Voici une citation d’un décret sur le chant liturgique de 1941 :
Texte original :
« Церковний спів є невід'ємною частиною Божественної Літургії, яка передається нам від апостольських часів через святу Традицію. У нашій Київській Церкві, спадкоємці святих Кирила і Мефодія, ми мусимо зберігати церковнослов'янську мову для фіксованих частин Літургії – як-от Символ Віри, Отче Наш та антифони, – бо вона є мостом до небесного й вічного, святою мовою наших предків. Однак, для того щоб народ брав активну участь у богослужінні, як повчає Святий Томас Аквінський, посилаючись на Святого Августина, ми заохочуємо спів українською мовою в частинах, доступних для вірних: тропарі, кондаки, прокімни та народні гимни. Священники й кантори нехай навчають парафіян, аби вся громада співала разом, бо "голос Церкви – це голос народу Божого". Так ми збережемо чистоту обряду, очистивши його від латинських нашарувань, і водночас оживимо віру нашого українського народу. »
Traduction :
« Le chant ecclésiastique est une partie intégrante de la Divine Liturgie, transmise depuis les temps apostoliques à travers la sainte Tradition.

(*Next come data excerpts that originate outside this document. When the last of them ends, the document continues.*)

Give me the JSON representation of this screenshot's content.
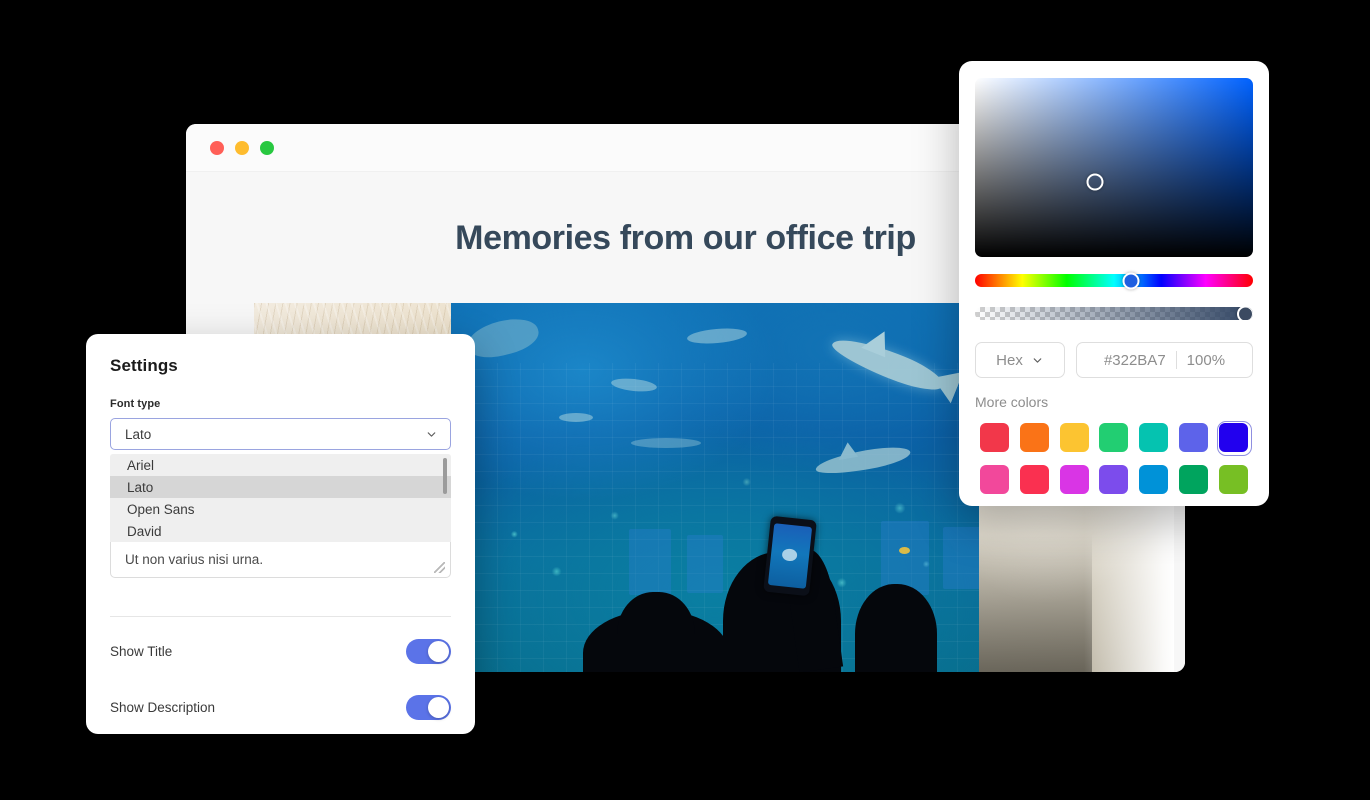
{
  "browser": {
    "traffic_lights": [
      "close",
      "minimize",
      "maximize"
    ],
    "page_title": "Memories from our office trip",
    "gallery": [
      {
        "alt": "blonde-fur-closeup"
      },
      {
        "alt": "aquarium-shark-tank-silhouettes"
      },
      {
        "alt": "beige-sofa-cushion"
      }
    ]
  },
  "settings": {
    "title": "Settings",
    "font_type": {
      "label": "Font type",
      "value": "Lato",
      "options": [
        "Ariel",
        "Lato",
        "Open Sans",
        "David"
      ],
      "selected_option": "Lato"
    },
    "description_field": {
      "value": "Ut non varius nisi urna."
    },
    "toggles": [
      {
        "label": "Show Title",
        "on": true
      },
      {
        "label": "Show Description",
        "on": true
      }
    ],
    "toggle_color": "#5B73E8"
  },
  "color_picker": {
    "format_label": "Hex",
    "hex_value": "#322BA7",
    "opacity_value": "100%",
    "more_colors_label": "More colors",
    "current_color": "#322BA7",
    "swatches_row1": [
      "#F2374A",
      "#FA7317",
      "#FCC431",
      "#22CE72",
      "#05C3B0",
      "#5D63EA",
      "#2200EE"
    ],
    "swatches_row2": [
      "#F2489B",
      "#FA3050",
      "#D935E5",
      "#7C4CEC",
      "#0092D8",
      "#00A45E",
      "#77BF24"
    ],
    "active_swatch_index": 6
  }
}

Dans notre Église de Kyiv, héritière des saints Cyrille et Méthode, nous devons préserver la langue slavonne ecclésiastique pour les parties fixes de la Liturgie – comme le Symbole de la foi, le Notre Père et les antiennes –, car elle est le pont vers le céleste et l’éternel, la langue sainte de nos ancêtres.
Cependant, pour que le peuple participe activement au culte, comme l’enseigne saint Thomas d’Aquin en citant saint Augustin, nous encourageons le chant en langue ukrainienne pour les parties accessibles aux fidèles : tropaires, kondaks, prokimens et hymnes populaires.
Les prêtres et les chantres doivent instruire les paroissiens afin que toute l’assemblée chante ensemble, car “la voix de l’Église est la voix du peuple de Dieu”.
Ainsi, nous préserverons la pureté du rite, en l’épurant des ajouts latins, tout en ravivant la foi de notre peuple ukrainien. »
Et Voici maintenant un fragment d’une lettre pastorale écrite dans des conditions très difficiles par le cardinal Slipyj, alors en déportation, en 1955 :
Texte original :
« Дорогі брати і сестри у Христі! У часи темряви й переслідувань, коли ворог прагне знищити нашу Церкву, ми мусимо триматися давньої традиції. Литургія наша, віддана нам святими Кирилом і Мефодієм, нехай звучить у церковнослов'янській мові, бо вона – міст до небесного, до вічного. Але для катехизації, для приватних молитов і повчань нехай лине слово наше рідне, українське, бо Бог говорить серцем народу. Не дайте згасити вогню віри: словім слов'янським моліться у храмах прихованих, а українським – навчайте дітей і зміцнюйте душі в домах. Так ми збережемо єдність з апостольським престолом і з предками нашими. »
(Source : Історія Вселенської Церкви в Україні, vol. 5, éd. posthume, Lviv, 1995 ; extrait reconstitué de mémoire par Slipyj. Note : le texte original était manuscrit et transmis oralement ou par des messagers, d’où les variations mineures dans les éditions.)
Traduction française :
« Chers frères et sœurs en Christ !
En ces temps d’obscurité et de persécution, quand l’ennemi cherche à détruire notre Église, nous devons nous accrocher à l’ancienne tradition.
Notre liturgie, transmise par les saints Cyrille et Méthode, résonne en langue slavonne ecclésiastique, car elle est le pont vers le céleste et l’éternel.
Mais pour la catéchèse, pour les prières privées et les enseignements, que notre parole natale, ukrainienne, coule librement, car Dieu parle au cœur du peuple.
Ne laissez pas s’éteindre le feu de la foi : priez en slavon dans les temples cachés et enseignez en ukrainien aux enfants, fortifiant ainsi les âmes dans les foyers.
Ainsi, nous préserverons l’unité avec le Siège apostolique et avec nos ancêtres. »
Et ici l'Ukrainien n'est pas en opposition au Slavon, évidemment.
Je précise pour les plus lents: il n'y avait pas de catéchése en Slavon (pas plus que vos prêtres ne préchent en latin)! Mais par opposition au russe. La cathéchése devrait être en Ukrainien, pas en russe.
Le problème, c’est que vous affirmez, vous commentez, mais – pitié ! – donnez des sources.